4. Confine toothbrushing to the removal of surface debris with a bland dentifrice and an ultrasoft brush; overzealous brushing and the use of dental floss or interdental cleaners will be painful. Chlorhexidine mouth rinses are also helpful in controlling plaque throughout the mouth.
6. Patients who have systemic complications, such as high fever, malaise, anorexia, and general debility and who have been put on an antibiotic treatment are told that bed rest is necessary, as well as copious fluid consumption and administration of analgesics for relief of pain.
Patients are asked to report back to the clinician in 1 to 2 days. The patient should be advised of the extent of total treatment that the condition requires and warned that treatment is not complete when pain stops. The patient should be informed of the presence of chronic gingival or periodontal disease, which must be eliminated to reduce the likelihood of recurrence of the acute symptoms.
A large variety of drugs have been used in the treatment of NUG.3 Topical drug therapy, however, is only an adjunctive measure; no drug, when used alone, can be considered complete therapy. Systemic antibiotics, when used, also reduce the oral bacterial flora and alleviate the oral symptoms,11,12 but they are only an adjunct to the complete local treatment that the disease requires. In patients treated by drugs alone or by systemic antibiotics alone the acute painful symptoms often recur after treatment is discontinued.

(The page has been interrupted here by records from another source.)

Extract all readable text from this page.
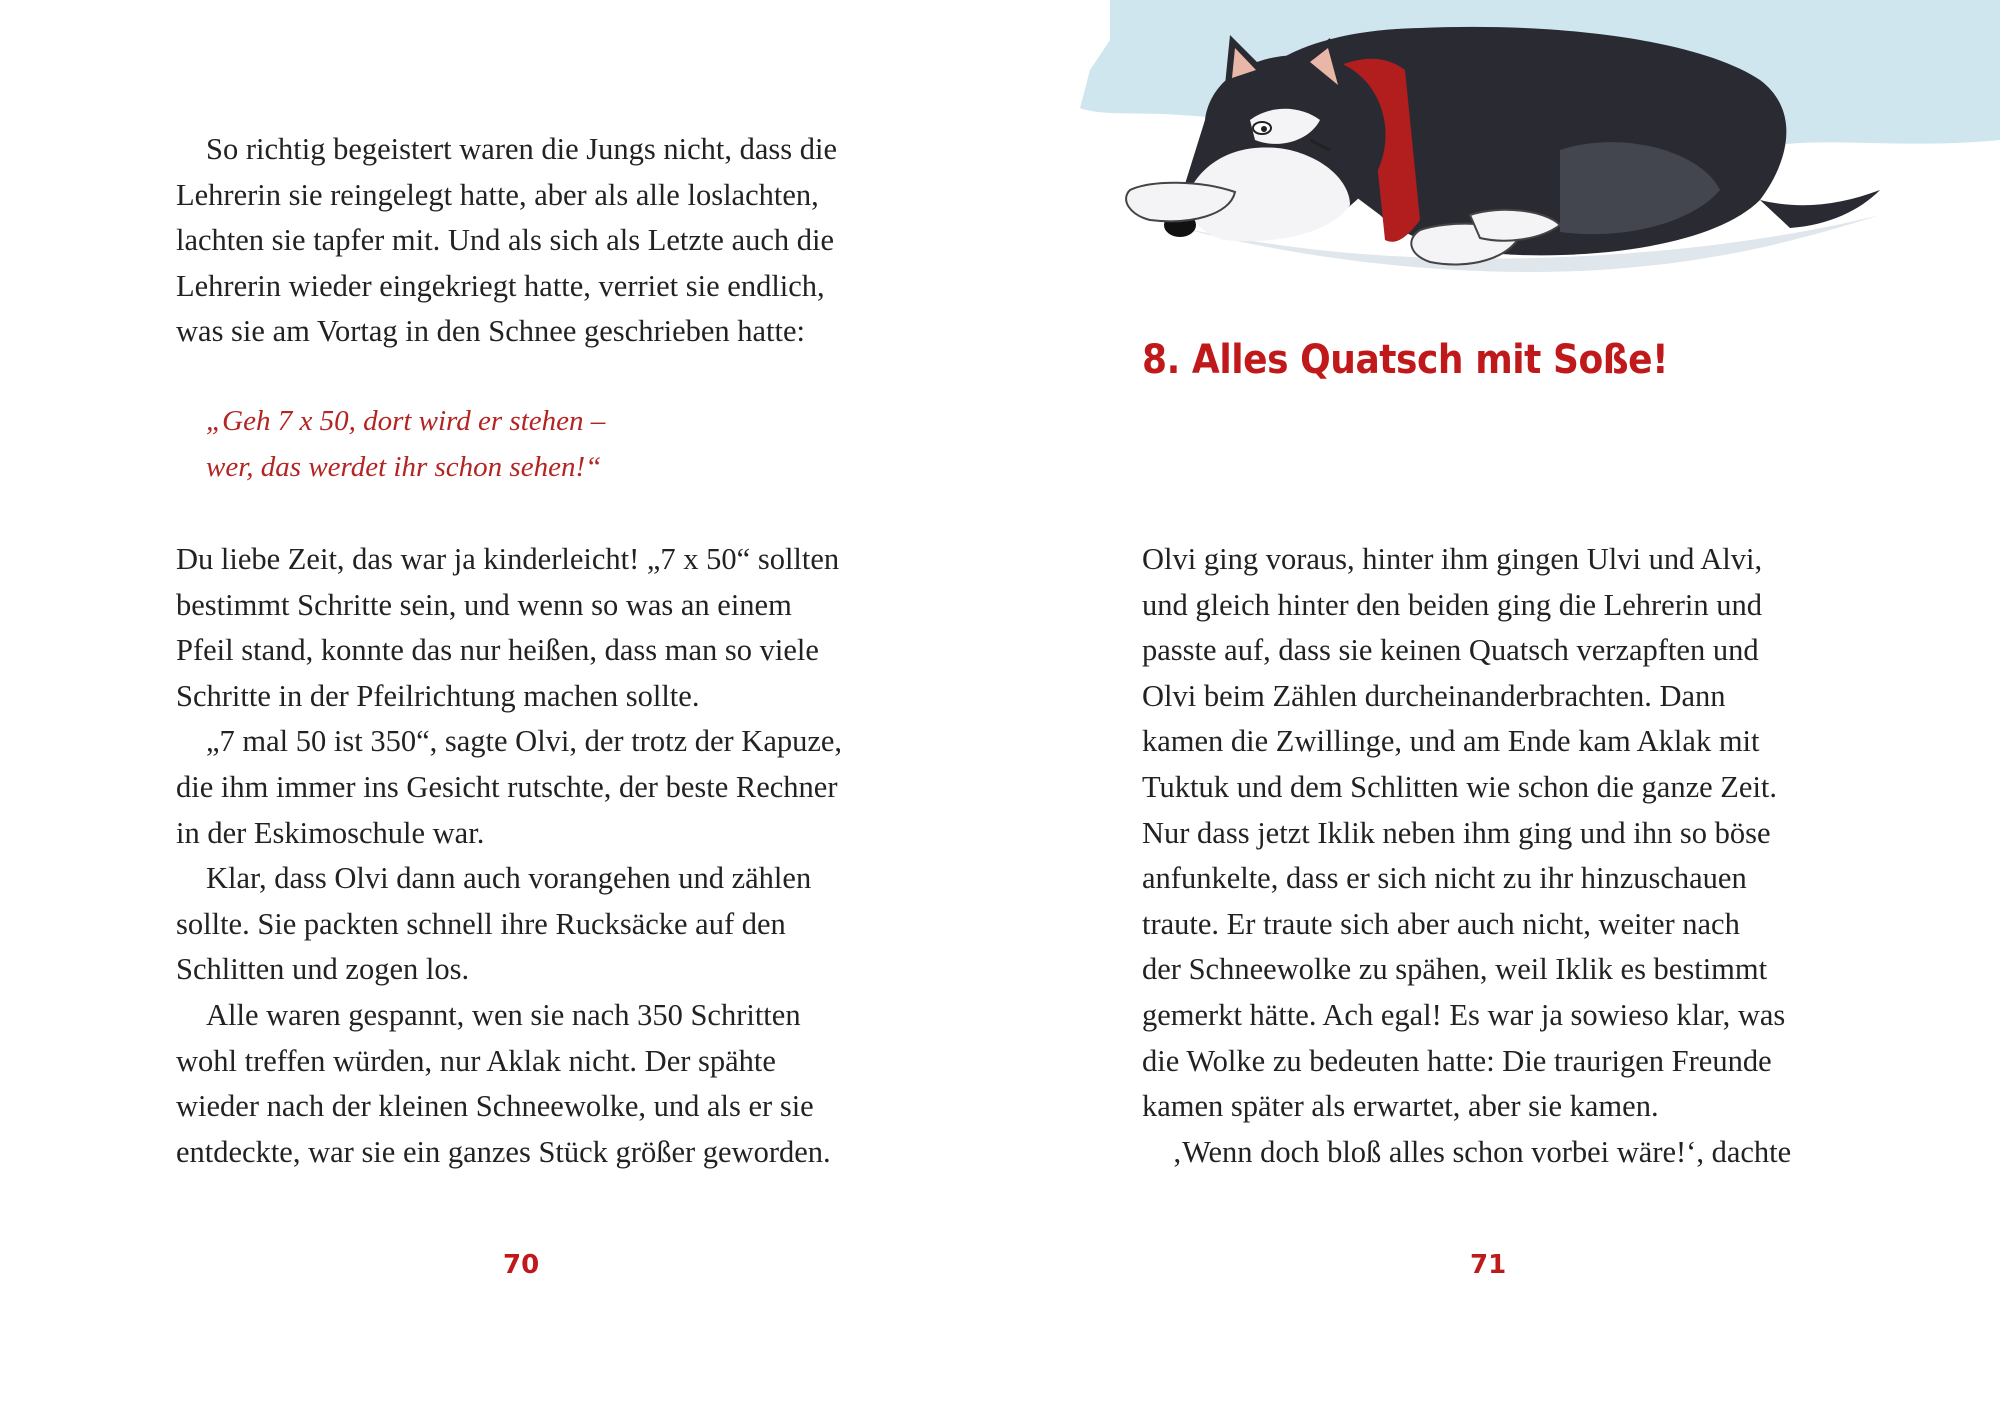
So richtig begeistert waren die Jungs nicht, dass die
Lehrerin sie reingelegt hatte, aber als alle loslachten,
lachten sie tapfer mit. Und als sich als Letzte auch die
Lehrerin wieder eingekriegt hatte, verriet sie endlich,
was sie am Vortag in den Schnee geschrieben hatte:

„Geh 7 x 50, dort wird er stehen –
wer, das werdet ihr schon sehen!“

Du liebe Zeit, das war ja kinderleicht! „7 x 50“ sollten
bestimmt Schritte sein, und wenn so was an einem
Pfeil stand, konnte das nur heißen, dass man so viele
Schritte in der Pfeilrichtung machen sollte.

„7 mal 50 ist 350“, sagte Olvi, der trotz der Kapuze,
die ihm immer ins Gesicht rutschte, der beste Rechner
in der Eskimoschule war.

Klar, dass Olvi dann auch vorangehen und zählen
sollte. Sie packten schnell ihre Rucksäcke auf den
Schlitten und zogen los.

Alle waren gespannt, wen sie nach 350 Schritten
wohl treffen würden, nur Aklak nicht. Der spähte
wieder nach der kleinen Schneewolke, und als er sie
entdeckte, war sie ein ganzes Stück größer geworden.

70
8. Alles Quatsch mit Soße!

Olvi ging voraus, hinter ihm gingen Ulvi und Alvi,
und gleich hinter den beiden ging die Lehrerin und
passte auf, dass sie keinen Quatsch verzapften und
Olvi beim Zählen durcheinanderbrachten. Dann
kamen die Zwillinge, und am Ende kam Aklak mit
Tuktuk und dem Schlitten wie schon die ganze Zeit.
Nur dass jetzt Iklik neben ihm ging und ihn so böse
anfunkelte, dass er sich nicht zu ihr hinzuschauen
traute. Er traute sich aber auch nicht, weiter nach
der Schneewolke zu spähen, weil Iklik es bestimmt
gemerkt hätte. Ach egal! Es war ja sowieso klar, was
die Wolke zu bedeuten hatte: Die traurigen Freunde
kamen später als erwartet, aber sie kamen.

‚Wenn doch bloß alles schon vorbei wäre!‘, dachte

71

At the second visit, 1 or 2 days after the first visit, the patient is evaluated for amelioration of signs and symptoms. The patient’s condition is usually improved; the pain is diminished or no longer present. The gingival margins of the involved areas are erythematous but without a superficial pseudomembrane.

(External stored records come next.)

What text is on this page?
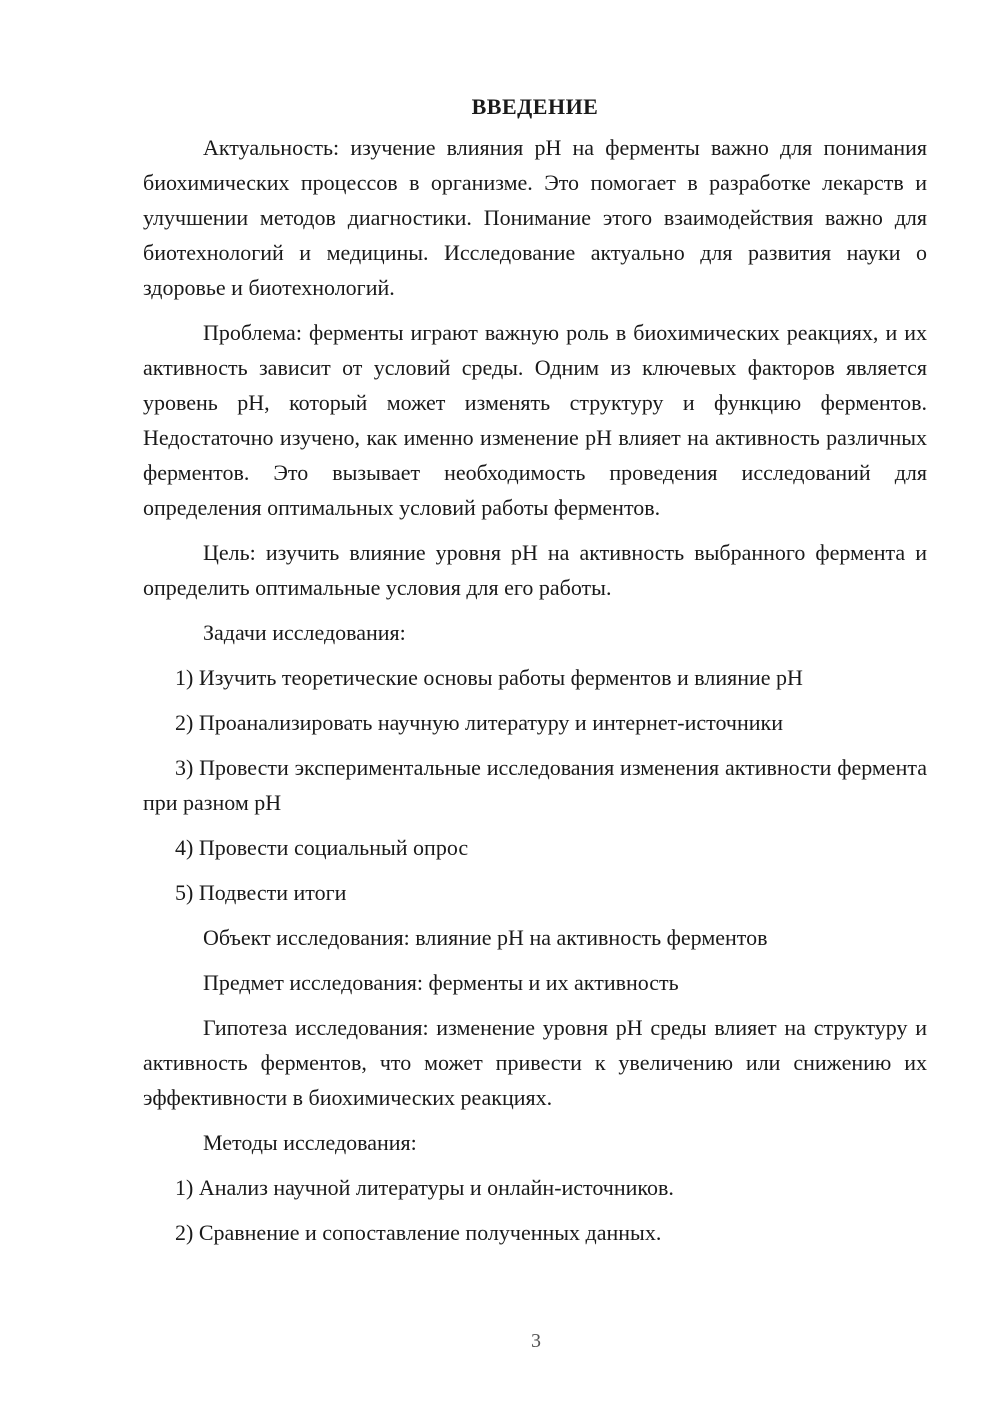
ВВЕДЕНИЕ

Актуальность: изучение влияния pH на ферменты важно для понимания биохимических процессов в организме. Это помогает в разработке лекарств и улучшении методов диагностики. Понимание этого взаимодействия важно для биотехнологий и медицины. Исследование актуально для развития науки о здоровье и биотехнологий.

Проблема: ферменты играют важную роль в биохимических реакциях, и их активность зависит от условий среды. Одним из ключевых факторов является уровень pH, который может изменять структуру и функцию ферментов. Недостаточно изучено, как именно изменение pH влияет на активность различных ферментов. Это вызывает необходимость проведения исследований для определения оптимальных условий работы ферментов.

Цель: изучить влияние уровня pH на активность выбранного фермента и определить оптимальные условия для его работы.

Задачи исследования:

1) Изучить теоретические основы работы ферментов и влияние pH

2) Проанализировать научную литературу и интернет-источники

3) Провести экспериментальные исследования изменения активности фермента при разном pH

4) Провести социальный опрос

5) Подвести итоги

Объект исследования: влияние pH на активность ферментов

Предмет исследования: ферменты и их активность

Гипотеза исследования: изменение уровня pH среды влияет на структуру и активность ферментов, что может привести к увеличению или снижению их эффективности в биохимических реакциях.

Методы исследования:

1) Анализ научной литературы и онлайн-источников.

2) Сравнение и сопоставление полученных данных.

3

Scaling is performed if necessary and sensitivity permits. Shrinkage of the gingiva may expose previously covered calculus, which is gently removed. The instructions to the patient are the same as those given previously.

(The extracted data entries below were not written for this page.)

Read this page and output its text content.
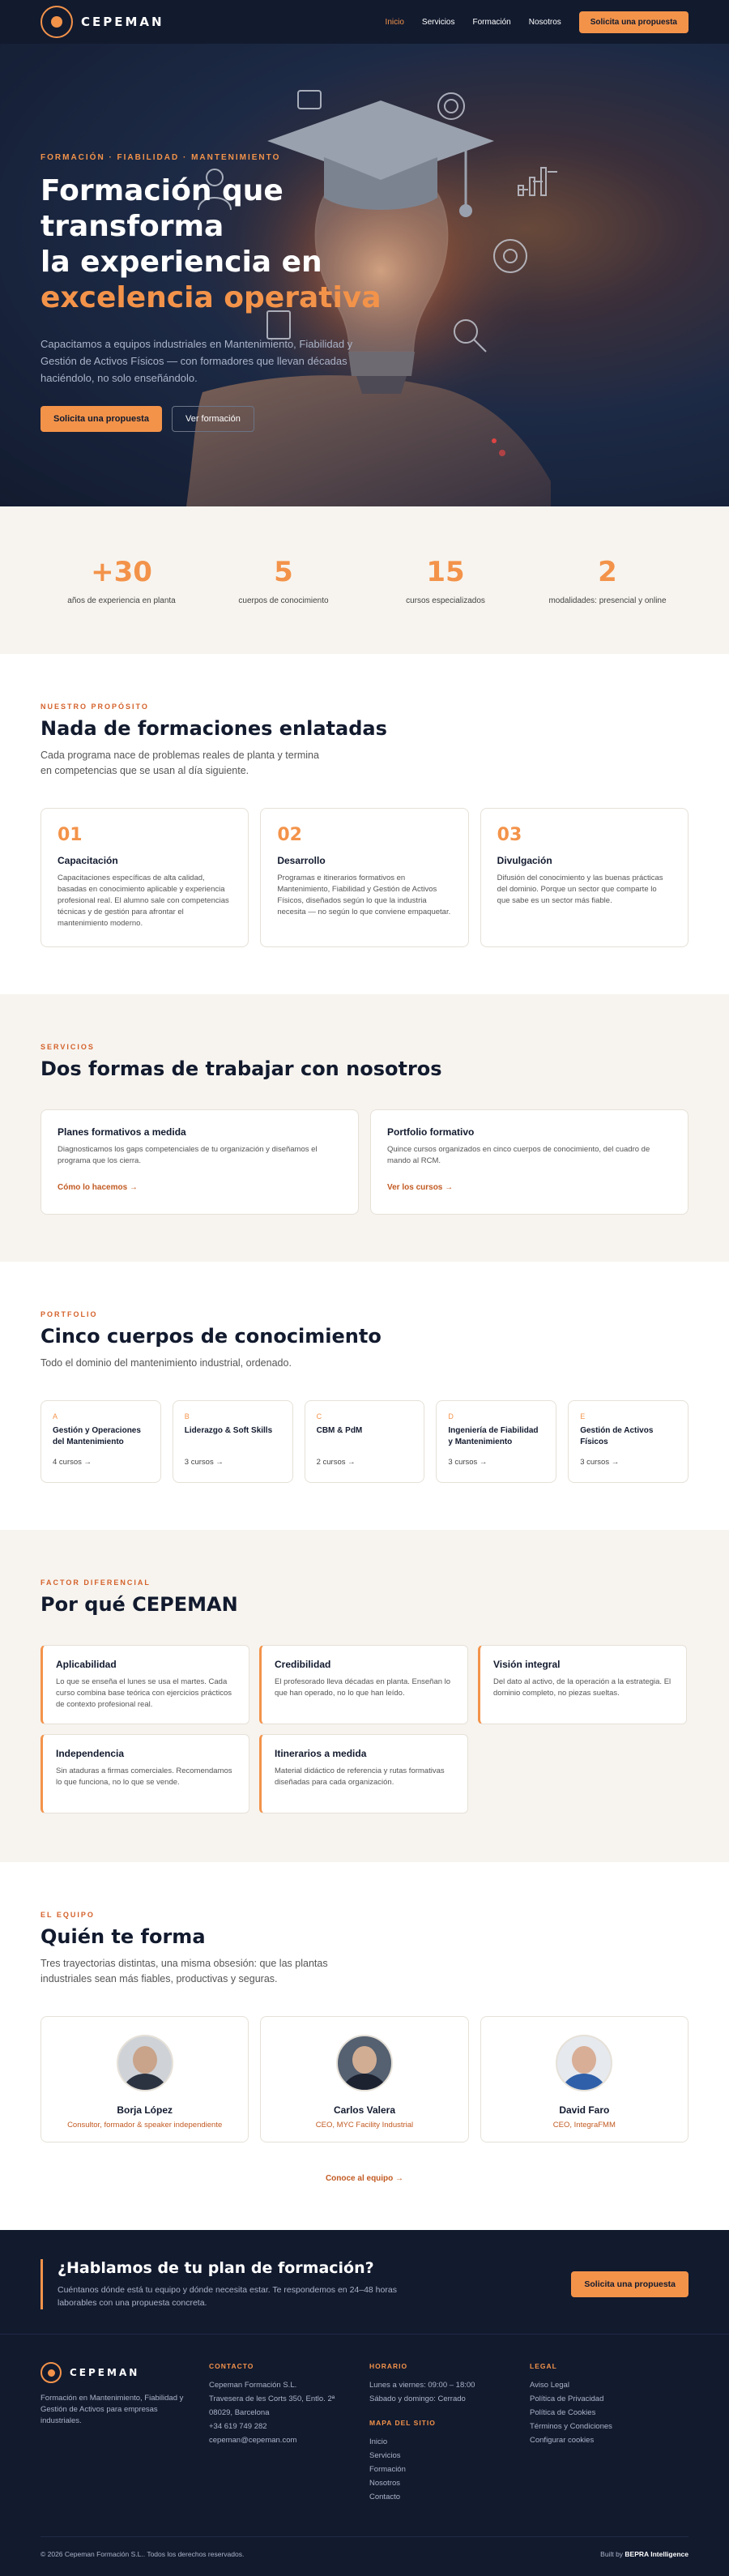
CEPEMAN	Inicio Servicios Formación Nosotros	Solicita una propuesta
FORMACIÓN · FIABILIDAD · MANTENIMIENTO
Formación que transforma
la experiencia en
excelencia operativa

Capacitamos a equipos industriales en Mantenimiento, Fiabilidad y Gestión de Activos Físicos — con formadores que llevan décadas haciéndolo, no solo enseñándolo.

Solicita una propuesta	Ver formación
+30
años de experiencia en planta
5
cuerpos de conocimiento
15
cursos especializados
2
modalidades: presencial y online
NUESTRO PROPÓSITO
Nada de formaciones enlatadas
Cada programa nace de problemas reales de planta y termina en competencias que se usan al día siguiente.
01
Capacitación
Capacitaciones específicas de alta calidad, basadas en conocimiento aplicable y experiencia profesional real. El alumno sale con competencias técnicas y de gestión para afrontar el mantenimiento moderno.
02
Desarrollo
Programas e itinerarios formativos en Mantenimiento, Fiabilidad y Gestión de Activos Físicos, diseñados según lo que la industria necesita — no según lo que conviene empaquetar.
03
Divulgación
Difusión del conocimiento y las buenas prácticas del dominio. Porque un sector que comparte lo que sabe es un sector más fiable.
SERVICIOS
Dos formas de trabajar con nosotros
Planes formativos a medida
Diagnosticamos los gaps competenciales de tu organización y diseñamos el programa que los cierra.
Cómo lo hacemos →
Portfolio formativo
Quince cursos organizados en cinco cuerpos de conocimiento, del cuadro de mando al RCM.
Ver los cursos →
PORTFOLIO
Cinco cuerpos de conocimiento
Todo el dominio del mantenimiento industrial, ordenado.
A
Gestión y Operaciones del Mantenimiento
4 cursos →
B
Liderazgo & Soft Skills
3 cursos →
C
CBM & PdM
2 cursos →
D
Ingeniería de Fiabilidad y Mantenimiento
3 cursos →
E
Gestión de Activos Físicos
3 cursos →
FACTOR DIFERENCIAL
Por qué CEPEMAN
Aplicabilidad
Lo que se enseña el lunes se usa el martes. Cada curso combina base teórica con ejercicios prácticos de contexto profesional real.
Credibilidad
El profesorado lleva décadas en planta. Enseñan lo que han operado, no lo que han leído.
Visión integral
Del dato al activo, de la operación a la estrategia. El dominio completo, no piezas sueltas.
Independencia
Sin ataduras a firmas comerciales. Recomendamos lo que funciona, no lo que se vende.
Itinerarios a medida
Material didáctico de referencia y rutas formativas diseñadas para cada organización.
EL EQUIPO
Quién te forma
Tres trayectorias distintas, una misma obsesión: que las plantas industriales sean más fiables, productivas y seguras.
Borja López
Consultor, formador & speaker independiente
Carlos Valera
CEO, MYC Facility Industrial
David Faro
CEO, IntegraFMM
Conoce al equipo →
¿Hablamos de tu plan de formación?

Cuéntanos dónde está tu equipo y dónde necesita estar. Te respondemos en 24–48 horas laborables con una propuesta concreta.

Solicita una propuesta
CEPEMAN
Formación en Mantenimiento, Fiabilidad y Gestión de Activos para empresas industriales.
CONTACTO
Cepeman Formación S.L.
Travesera de les Corts 350, Entlo. 2ª
08029, Barcelona
+34 619 749 282
cepeman@cepeman.com
HORARIO
Lunes a viernes: 09:00 – 18:00
Sábado y domingo: Cerrado
MAPA DEL SITIO
Inicio
Servicios
Formación
Nosotros
Contacto
LEGAL
Aviso Legal
Política de Privacidad
Política de Cookies
Términos y Condiciones
Configurar cookies
© 2026 Cepeman Formación S.L.. Todos los derechos reservados.	Built by BEPRA Intelligence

At the next visit, approximately 5 days after the second visit, the patient is evaluated for resolution of symptoms, and a comprehensive plan for the management of the patient’s periodontal conditions is formulated. The patient should be essentially symptom free. Some erythema may still be present in the involved areas, and the gingiva may be slightly painful on tactile stimulation (Figure 41-1, A and B). The patient is instructed in plaque control procedures (see Chapter 46), which are essential for the success of the treatment and the maintenance of periodontal health. The patient is further counseled on nutrition, smoking cessation, and other conditions or habits associated with a potential recurrence. The hydrogen peroxide rinses are discontinued, but chlorhexidine rinses can be maintained for 2 or 3 weeks. Scaling and root planing are repeated if necessary. Unfortunately, the patient often discontinues treatment because the acute condition has subsided; however, this is when comprehensive treatment of the patient’s chronic periodontal problem should start.